Dr. Wachter says strong division leaders help academic hospitalists find mentors among more experienced physicians in other divisions and even at other institutions.
Some general internists and hospitalists believe separation is an academic issue that doesn’t affect patient care. Dr. Williams disagrees. “Decisions on whether hospitalists are going to be the primary people delivering care to patients can affect budgetary, scheduling, and training issue, which ultimately affect patients,” he counters.

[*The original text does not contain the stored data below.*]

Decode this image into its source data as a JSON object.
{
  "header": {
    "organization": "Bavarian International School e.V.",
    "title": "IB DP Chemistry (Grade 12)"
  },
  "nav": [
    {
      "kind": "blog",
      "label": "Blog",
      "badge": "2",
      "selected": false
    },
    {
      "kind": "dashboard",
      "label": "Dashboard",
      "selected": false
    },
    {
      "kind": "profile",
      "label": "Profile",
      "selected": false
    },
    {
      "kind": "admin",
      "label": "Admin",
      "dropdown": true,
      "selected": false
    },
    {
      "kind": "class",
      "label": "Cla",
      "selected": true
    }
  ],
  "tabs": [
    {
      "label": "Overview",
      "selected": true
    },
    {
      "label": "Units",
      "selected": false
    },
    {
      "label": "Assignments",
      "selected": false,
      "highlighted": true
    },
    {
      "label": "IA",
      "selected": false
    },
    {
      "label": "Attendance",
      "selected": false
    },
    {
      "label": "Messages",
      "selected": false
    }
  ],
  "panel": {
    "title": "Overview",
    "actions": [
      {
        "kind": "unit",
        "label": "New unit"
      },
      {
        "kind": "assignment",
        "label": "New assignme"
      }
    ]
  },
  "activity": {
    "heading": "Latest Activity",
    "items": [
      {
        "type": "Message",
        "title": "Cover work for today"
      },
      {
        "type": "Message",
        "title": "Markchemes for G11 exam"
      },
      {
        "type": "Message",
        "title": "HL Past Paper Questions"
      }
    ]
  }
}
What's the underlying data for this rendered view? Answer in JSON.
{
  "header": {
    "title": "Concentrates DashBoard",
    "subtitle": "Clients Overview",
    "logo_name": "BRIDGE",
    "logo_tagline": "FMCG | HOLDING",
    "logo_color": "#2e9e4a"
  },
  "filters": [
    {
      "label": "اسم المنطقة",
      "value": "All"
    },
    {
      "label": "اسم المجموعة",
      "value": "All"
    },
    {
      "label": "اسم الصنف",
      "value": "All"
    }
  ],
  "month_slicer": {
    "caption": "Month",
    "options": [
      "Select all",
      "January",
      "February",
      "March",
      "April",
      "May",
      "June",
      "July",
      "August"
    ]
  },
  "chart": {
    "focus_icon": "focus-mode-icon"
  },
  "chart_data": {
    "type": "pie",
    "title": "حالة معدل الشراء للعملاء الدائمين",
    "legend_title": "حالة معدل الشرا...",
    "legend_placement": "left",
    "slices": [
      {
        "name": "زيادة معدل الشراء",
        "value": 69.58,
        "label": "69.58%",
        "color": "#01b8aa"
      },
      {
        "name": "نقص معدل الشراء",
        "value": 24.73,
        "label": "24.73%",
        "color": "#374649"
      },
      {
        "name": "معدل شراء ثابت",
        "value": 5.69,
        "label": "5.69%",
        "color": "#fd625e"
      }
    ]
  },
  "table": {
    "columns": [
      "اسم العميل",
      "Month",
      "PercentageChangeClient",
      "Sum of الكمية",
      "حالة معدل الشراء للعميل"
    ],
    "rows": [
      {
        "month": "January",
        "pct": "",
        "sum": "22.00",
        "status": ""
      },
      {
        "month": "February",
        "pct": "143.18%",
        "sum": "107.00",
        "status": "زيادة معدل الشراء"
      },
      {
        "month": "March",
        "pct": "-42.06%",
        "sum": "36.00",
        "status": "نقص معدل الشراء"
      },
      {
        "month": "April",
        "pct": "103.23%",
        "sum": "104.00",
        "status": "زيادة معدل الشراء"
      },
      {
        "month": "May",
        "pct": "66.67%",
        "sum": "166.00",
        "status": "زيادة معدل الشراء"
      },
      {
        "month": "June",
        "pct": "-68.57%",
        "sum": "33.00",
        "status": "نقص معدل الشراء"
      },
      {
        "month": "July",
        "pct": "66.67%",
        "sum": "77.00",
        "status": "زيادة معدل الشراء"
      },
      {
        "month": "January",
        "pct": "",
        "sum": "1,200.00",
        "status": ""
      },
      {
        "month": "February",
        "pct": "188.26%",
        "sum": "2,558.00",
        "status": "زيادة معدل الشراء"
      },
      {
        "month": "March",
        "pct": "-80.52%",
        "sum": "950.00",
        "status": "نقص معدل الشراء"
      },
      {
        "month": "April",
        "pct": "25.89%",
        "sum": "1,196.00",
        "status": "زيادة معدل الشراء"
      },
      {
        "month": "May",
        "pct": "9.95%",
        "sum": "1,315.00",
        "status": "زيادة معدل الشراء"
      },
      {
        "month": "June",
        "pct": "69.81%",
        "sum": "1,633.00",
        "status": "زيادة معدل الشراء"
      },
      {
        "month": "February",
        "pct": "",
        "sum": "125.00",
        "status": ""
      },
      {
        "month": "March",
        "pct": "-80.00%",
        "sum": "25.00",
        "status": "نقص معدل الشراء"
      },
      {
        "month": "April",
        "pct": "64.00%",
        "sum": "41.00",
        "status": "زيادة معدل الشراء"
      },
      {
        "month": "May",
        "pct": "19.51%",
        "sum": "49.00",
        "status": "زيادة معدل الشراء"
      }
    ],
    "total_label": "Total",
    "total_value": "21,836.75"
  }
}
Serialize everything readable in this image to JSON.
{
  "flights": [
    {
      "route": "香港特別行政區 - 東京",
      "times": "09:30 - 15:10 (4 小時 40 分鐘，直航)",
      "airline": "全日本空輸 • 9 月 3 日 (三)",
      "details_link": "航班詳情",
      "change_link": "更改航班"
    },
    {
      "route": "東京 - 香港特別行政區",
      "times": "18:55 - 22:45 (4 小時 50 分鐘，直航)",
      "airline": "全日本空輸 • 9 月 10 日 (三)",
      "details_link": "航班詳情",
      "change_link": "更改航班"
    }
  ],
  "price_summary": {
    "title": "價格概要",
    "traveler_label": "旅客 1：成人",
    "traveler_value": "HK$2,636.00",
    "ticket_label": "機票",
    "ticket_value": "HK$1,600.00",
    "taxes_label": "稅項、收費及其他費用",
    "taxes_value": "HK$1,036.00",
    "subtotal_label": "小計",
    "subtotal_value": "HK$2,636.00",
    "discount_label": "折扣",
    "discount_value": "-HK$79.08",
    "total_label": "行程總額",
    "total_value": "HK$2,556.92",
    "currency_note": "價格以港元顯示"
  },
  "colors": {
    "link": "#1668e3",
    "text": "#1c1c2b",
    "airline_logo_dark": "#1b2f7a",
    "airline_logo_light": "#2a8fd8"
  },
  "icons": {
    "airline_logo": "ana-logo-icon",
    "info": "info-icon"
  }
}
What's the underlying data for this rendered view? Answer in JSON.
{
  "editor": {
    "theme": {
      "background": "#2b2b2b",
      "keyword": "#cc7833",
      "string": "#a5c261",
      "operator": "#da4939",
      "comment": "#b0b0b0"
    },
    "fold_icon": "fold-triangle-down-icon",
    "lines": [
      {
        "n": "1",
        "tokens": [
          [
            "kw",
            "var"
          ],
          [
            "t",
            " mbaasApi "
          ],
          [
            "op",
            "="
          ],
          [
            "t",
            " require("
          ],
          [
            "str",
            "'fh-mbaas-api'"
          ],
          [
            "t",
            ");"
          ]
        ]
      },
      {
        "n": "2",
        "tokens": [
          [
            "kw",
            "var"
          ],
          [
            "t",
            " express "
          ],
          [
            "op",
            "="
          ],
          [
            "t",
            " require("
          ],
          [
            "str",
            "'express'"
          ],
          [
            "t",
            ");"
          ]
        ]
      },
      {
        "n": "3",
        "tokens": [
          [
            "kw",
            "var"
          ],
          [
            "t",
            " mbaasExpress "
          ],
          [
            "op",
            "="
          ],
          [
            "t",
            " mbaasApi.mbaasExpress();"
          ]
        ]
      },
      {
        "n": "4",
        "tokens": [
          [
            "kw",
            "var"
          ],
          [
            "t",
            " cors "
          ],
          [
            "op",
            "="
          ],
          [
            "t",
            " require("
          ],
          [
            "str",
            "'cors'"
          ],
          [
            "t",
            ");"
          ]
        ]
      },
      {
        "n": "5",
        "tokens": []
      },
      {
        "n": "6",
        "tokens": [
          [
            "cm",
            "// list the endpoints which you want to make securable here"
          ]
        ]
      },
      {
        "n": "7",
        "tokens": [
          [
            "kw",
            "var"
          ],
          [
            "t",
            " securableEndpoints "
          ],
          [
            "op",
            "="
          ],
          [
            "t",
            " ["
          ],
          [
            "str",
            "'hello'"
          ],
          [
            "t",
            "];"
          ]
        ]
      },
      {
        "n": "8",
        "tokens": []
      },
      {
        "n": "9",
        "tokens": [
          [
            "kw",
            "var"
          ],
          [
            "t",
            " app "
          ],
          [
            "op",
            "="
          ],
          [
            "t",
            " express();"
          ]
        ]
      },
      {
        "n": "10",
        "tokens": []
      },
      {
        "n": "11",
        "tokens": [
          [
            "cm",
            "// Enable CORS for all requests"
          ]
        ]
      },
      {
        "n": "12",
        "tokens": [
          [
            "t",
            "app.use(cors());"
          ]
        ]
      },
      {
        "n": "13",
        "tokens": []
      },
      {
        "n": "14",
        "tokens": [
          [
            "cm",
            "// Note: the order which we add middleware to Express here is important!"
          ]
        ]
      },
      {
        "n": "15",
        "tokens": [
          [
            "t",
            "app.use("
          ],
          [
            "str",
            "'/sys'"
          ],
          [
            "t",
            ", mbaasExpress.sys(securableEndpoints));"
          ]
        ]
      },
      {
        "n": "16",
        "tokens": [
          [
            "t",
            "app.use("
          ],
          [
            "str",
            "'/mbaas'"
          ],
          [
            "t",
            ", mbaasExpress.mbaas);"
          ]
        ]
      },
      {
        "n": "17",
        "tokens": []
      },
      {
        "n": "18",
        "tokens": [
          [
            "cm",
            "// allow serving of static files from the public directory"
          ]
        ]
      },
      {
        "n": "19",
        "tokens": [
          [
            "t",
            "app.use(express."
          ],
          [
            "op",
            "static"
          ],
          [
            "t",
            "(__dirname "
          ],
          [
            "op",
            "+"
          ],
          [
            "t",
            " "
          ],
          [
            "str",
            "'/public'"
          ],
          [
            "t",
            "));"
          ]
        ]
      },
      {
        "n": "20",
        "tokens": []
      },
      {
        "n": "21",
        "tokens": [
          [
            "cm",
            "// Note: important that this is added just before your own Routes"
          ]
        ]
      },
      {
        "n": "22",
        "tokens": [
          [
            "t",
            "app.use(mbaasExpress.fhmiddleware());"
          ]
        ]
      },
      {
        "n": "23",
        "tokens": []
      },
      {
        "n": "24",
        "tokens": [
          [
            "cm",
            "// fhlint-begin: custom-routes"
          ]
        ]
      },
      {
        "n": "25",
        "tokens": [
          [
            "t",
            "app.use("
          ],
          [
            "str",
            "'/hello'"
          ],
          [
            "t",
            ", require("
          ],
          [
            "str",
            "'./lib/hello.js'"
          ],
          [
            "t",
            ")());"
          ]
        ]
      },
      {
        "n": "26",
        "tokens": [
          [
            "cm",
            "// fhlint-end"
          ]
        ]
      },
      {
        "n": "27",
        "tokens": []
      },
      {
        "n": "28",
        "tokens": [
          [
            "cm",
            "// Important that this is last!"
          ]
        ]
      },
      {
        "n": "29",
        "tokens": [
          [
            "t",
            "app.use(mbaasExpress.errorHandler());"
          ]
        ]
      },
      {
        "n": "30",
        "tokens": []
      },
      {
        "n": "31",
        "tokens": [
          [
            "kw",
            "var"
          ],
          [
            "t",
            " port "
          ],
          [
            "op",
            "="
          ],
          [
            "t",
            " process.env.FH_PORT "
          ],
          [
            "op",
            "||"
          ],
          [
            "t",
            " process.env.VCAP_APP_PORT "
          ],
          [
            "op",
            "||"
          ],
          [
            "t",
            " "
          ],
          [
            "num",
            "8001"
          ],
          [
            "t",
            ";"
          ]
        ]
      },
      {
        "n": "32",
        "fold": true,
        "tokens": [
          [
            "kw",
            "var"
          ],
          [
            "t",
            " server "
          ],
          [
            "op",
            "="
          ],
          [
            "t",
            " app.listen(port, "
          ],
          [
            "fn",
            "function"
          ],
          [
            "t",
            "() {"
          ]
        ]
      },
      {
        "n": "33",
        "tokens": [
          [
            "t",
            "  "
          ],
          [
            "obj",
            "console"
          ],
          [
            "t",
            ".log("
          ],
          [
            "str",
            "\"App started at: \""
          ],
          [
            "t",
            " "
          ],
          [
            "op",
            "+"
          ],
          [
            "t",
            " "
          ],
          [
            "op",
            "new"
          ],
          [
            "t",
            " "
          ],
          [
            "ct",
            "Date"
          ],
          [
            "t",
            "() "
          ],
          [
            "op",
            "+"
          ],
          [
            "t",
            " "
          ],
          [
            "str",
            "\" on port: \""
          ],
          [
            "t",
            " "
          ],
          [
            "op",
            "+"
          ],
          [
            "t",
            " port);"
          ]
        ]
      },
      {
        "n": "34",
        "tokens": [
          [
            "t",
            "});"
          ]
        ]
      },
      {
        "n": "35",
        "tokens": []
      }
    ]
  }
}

Academic turf wars, politics, and allocation of resources also play into the desire to keep hospitalists within divisions of general internal medicine. “Many chiefs don’t want them to separate because they see it as a reduction or fracturing of their division’s resources, both financial and human,” Dr. Flanders says.
Academic hospitalists who remain within divisions of general internal medicine need the support of those divisions. The SGIM task force recommended that divisions provide leadership to support hospitalists, build mentorships, create sustainable academic jobs, and value the education and quality improvement work of hospitalists, according to Dr. Flanders.
Many believe the independence of hospitalists is inevitable. “It’s where we are heading, and we will get there,” says Dr. Flanders.
Dr. Wachter says academic hospitalists are following the predictable “organizational rules of gravity. You start small and you build and you become more independent. Those who need parenting, over time, become adolescents and go to college and become independent. That’s just the nature of the beast,” he says. “It won’t happen at every place at the same minute, but I’ll be very surprised if 10 years from now, there aren’t very few academic hospitalists groups of any size that are not freestanding divisions.” TH
Barbara Dillard is a medical journalist based in Chicago.